Sean M. Brooks said...

Kaor, DAVID!

Your first paragraph, I agree! Altho I can imagine charitable orders of the Catholic Church focusing on care of the sick. And one point I forgot to stress, the KNOWLEDGE of how make advanced pharmaceuticals and carry out difficult surgeries might still be FOUND or available, but not the ability to USE it.

Second paragraph. Again, I agree! I should have realized no SENSIBLE society forced to live at a low level of technology would have permitted so many of its young women to risk their lives in battle. So, both physical strength and reproductive need would have STRONGLY discouraged the kind of implausibility we see Stirling making about women in the Change books.

Sean

Jim Baerg said...

David Birr
"Also, that flushing sound you hear is women's freedoms and careers going down the drain, because a low-tech and low-population society CAN'T permit fertile women to do much more than have babies."
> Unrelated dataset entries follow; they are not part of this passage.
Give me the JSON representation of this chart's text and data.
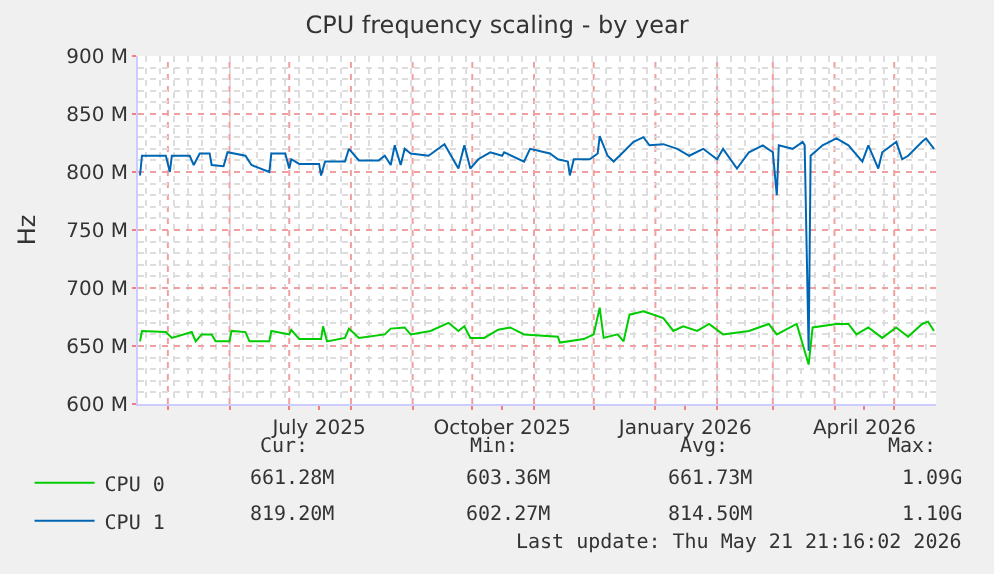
{
  "chart_data": {
    "type": "line",
    "title": "CPU frequency scaling - by year",
    "ylabel": "Hz",
    "xlim": [
      "2025-04-16",
      "2026-05-22"
    ],
    "xticks": [
      {
        "value": "2025-05-01",
        "label": null
      },
      {
        "value": "2025-06-01",
        "label": null
      },
      {
        "value": "2025-07-01",
        "label": null
      },
      {
        "value": "2025-07-16",
        "label": "July 2025"
      },
      {
        "value": "2025-08-01",
        "label": null
      },
      {
        "value": "2025-09-01",
        "label": null
      },
      {
        "value": "2025-10-01",
        "label": null
      },
      {
        "value": "2025-10-16",
        "label": "October 2025"
      },
      {
        "value": "2025-11-01",
        "label": null
      },
      {
        "value": "2025-12-01",
        "label": null
      },
      {
        "value": "2026-01-01",
        "label": null
      },
      {
        "value": "2026-01-16",
        "label": "January 2026"
      },
      {
        "value": "2026-02-01",
        "label": null
      },
      {
        "value": "2026-03-01",
        "label": null
      },
      {
        "value": "2026-04-01",
        "label": null
      },
      {
        "value": "2026-04-16",
        "label": "April 2026"
      },
      {
        "value": "2026-05-01",
        "label": null
      }
    ],
    "ylim": [
      600,
      900
    ],
    "yticks": [
      {
        "value": 600,
        "label": "600 M"
      },
      {
        "value": 650,
        "label": "650 M"
      },
      {
        "value": 700,
        "label": "700 M"
      },
      {
        "value": 750,
        "label": "750 M"
      },
      {
        "value": 800,
        "label": "800 M"
      },
      {
        "value": 850,
        "label": "850 M"
      },
      {
        "value": 900,
        "label": "900 M"
      }
    ],
    "grid": true,
    "legend": "bottom left",
    "marker": "none",
    "line_style": "solid",
    "series": [
      {
        "name": "CPU 0",
        "color": "#00cc00",
        "x": [
          "2025-04-17",
          "2025-04-18",
          "2025-04-30",
          "2025-05-03",
          "2025-05-13",
          "2025-05-15",
          "2025-05-18",
          "2025-05-23",
          "2025-05-25",
          "2025-06-01",
          "2025-06-02",
          "2025-06-09",
          "2025-06-11",
          "2025-06-21",
          "2025-06-22",
          "2025-07-01",
          "2025-07-02",
          "2025-07-06",
          "2025-07-17",
          "2025-07-18",
          "2025-07-20",
          "2025-07-29",
          "2025-07-31",
          "2025-08-05",
          "2025-08-18",
          "2025-08-21",
          "2025-08-28",
          "2025-08-31",
          "2025-09-10",
          "2025-09-19",
          "2025-09-24",
          "2025-09-27",
          "2025-09-30",
          "2025-10-07",
          "2025-10-14",
          "2025-10-20",
          "2025-10-27",
          "2025-11-13",
          "2025-11-14",
          "2025-11-26",
          "2025-12-01",
          "2025-12-04",
          "2025-12-06",
          "2025-12-13",
          "2025-12-16",
          "2025-12-19",
          "2025-12-26",
          "2026-01-05",
          "2026-01-10",
          "2026-01-15",
          "2026-01-22",
          "2026-01-28",
          "2026-02-04",
          "2026-02-17",
          "2026-02-27",
          "2026-03-03",
          "2026-03-13",
          "2026-03-19",
          "2026-03-21",
          "2026-04-02",
          "2026-04-08",
          "2026-04-12",
          "2026-04-18",
          "2026-04-25",
          "2026-05-02",
          "2026-05-08",
          "2026-05-15",
          "2026-05-18",
          "2026-05-21"
        ],
        "values": [
          654,
          663,
          662,
          657,
          662,
          654,
          660,
          660,
          654,
          654,
          663,
          662,
          654,
          654,
          663,
          660,
          664,
          656,
          656,
          667,
          654,
          657,
          665,
          657,
          660,
          665,
          666,
          660,
          663,
          670,
          663,
          667,
          657,
          657,
          664,
          666,
          660,
          658,
          653,
          656,
          660,
          683,
          657,
          660,
          654,
          677,
          680,
          674,
          663,
          667,
          663,
          669,
          660,
          663,
          669,
          660,
          669,
          634,
          666,
          669,
          669,
          660,
          666,
          657,
          666,
          658,
          669,
          671,
          663
        ]
      },
      {
        "name": "CPU 1",
        "color": "#0066b3",
        "x": [
          "2025-04-17",
          "2025-04-18",
          "2025-04-30",
          "2025-05-02",
          "2025-05-03",
          "2025-05-12",
          "2025-05-14",
          "2025-05-17",
          "2025-05-22",
          "2025-05-23",
          "2025-05-29",
          "2025-05-31",
          "2025-06-09",
          "2025-06-12",
          "2025-06-21",
          "2025-06-22",
          "2025-06-29",
          "2025-07-01",
          "2025-07-02",
          "2025-07-06",
          "2025-07-16",
          "2025-07-17",
          "2025-07-19",
          "2025-07-29",
          "2025-07-31",
          "2025-08-05",
          "2025-08-15",
          "2025-08-18",
          "2025-08-21",
          "2025-08-23",
          "2025-08-26",
          "2025-08-28",
          "2025-08-31",
          "2025-09-09",
          "2025-09-17",
          "2025-09-24",
          "2025-09-27",
          "2025-09-30",
          "2025-10-04",
          "2025-10-10",
          "2025-10-16",
          "2025-10-17",
          "2025-10-27",
          "2025-10-30",
          "2025-11-09",
          "2025-11-13",
          "2025-11-18",
          "2025-11-19",
          "2025-11-21",
          "2025-11-29",
          "2025-12-03",
          "2025-12-04",
          "2025-12-08",
          "2025-12-11",
          "2025-12-14",
          "2025-12-21",
          "2025-12-26",
          "2025-12-29",
          "2026-01-05",
          "2026-01-12",
          "2026-01-18",
          "2026-01-25",
          "2026-02-01",
          "2026-02-04",
          "2026-02-11",
          "2026-02-17",
          "2026-02-24",
          "2026-03-01",
          "2026-03-03",
          "2026-03-04",
          "2026-03-11",
          "2026-03-16",
          "2026-03-17",
          "2026-03-19",
          "2026-03-20",
          "2026-03-26",
          "2026-04-02",
          "2026-04-08",
          "2026-04-15",
          "2026-04-18",
          "2026-04-23",
          "2026-04-25",
          "2026-05-02",
          "2026-05-05",
          "2026-05-08",
          "2026-05-15",
          "2026-05-17",
          "2026-05-21"
        ],
        "values": [
          797,
          814,
          814,
          800,
          814,
          814,
          806,
          816,
          816,
          806,
          805,
          817,
          814,
          806,
          800,
          816,
          816,
          803,
          811,
          807,
          807,
          797,
          809,
          809,
          820,
          810,
          810,
          814,
          806,
          823,
          806,
          820,
          816,
          814,
          824,
          803,
          823,
          803,
          811,
          817,
          814,
          817,
          809,
          820,
          816,
          811,
          809,
          797,
          811,
          811,
          816,
          831,
          814,
          809,
          814,
          826,
          830,
          823,
          824,
          820,
          814,
          820,
          811,
          820,
          803,
          817,
          823,
          817,
          780,
          823,
          820,
          826,
          823,
          646,
          814,
          823,
          829,
          823,
          809,
          823,
          803,
          817,
          826,
          811,
          814,
          826,
          829,
          820
        ]
      }
    ],
    "annotations": [
      "Cur:",
      "Min:",
      "Avg:",
      "Max:",
      "661.28M",
      "603.36M",
      "661.73M",
      "1.09G",
      "819.20M",
      "602.27M",
      "814.50M",
      "1.10G",
      "Last update: Thu May 21 21:16:02 2026"
    ]
  }
}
I only partly agree with that. A low tech society that understands *germ theory*, can keep death from disease down to levels far below pre-industrial levels, though still higher than present day levels.
3 or 4 births in a lifetime on average for women would keep such a society growing in population.

Sean M. Brooks said...

Kaor, Jim!

Maybe, maybe not. But I still think David is more likely to be correct than not.

Ad astra! Sean

Jim Baerg said...

What fraction of Medieval European females were nuns?
Medieval European population was stable or growing except during such epidemics as the Black Death.
Understanding how to avoid death from disease would allow a larger fraction of females to be non-reproducing or just have only 2 to 4 pregnancies, while still maintaining or growing the population

Sean M. Brooks said...

Kaor, Jim!

I don't know, but I don't think a high percentage of women became nuns.

I agree a continued understanding of the need for hygiene and how to prevent infections would reduce deaths from disease, but many men and women would still die from being unable to make use of the advanced pharmacology and medical technology (including surgeries) of our times.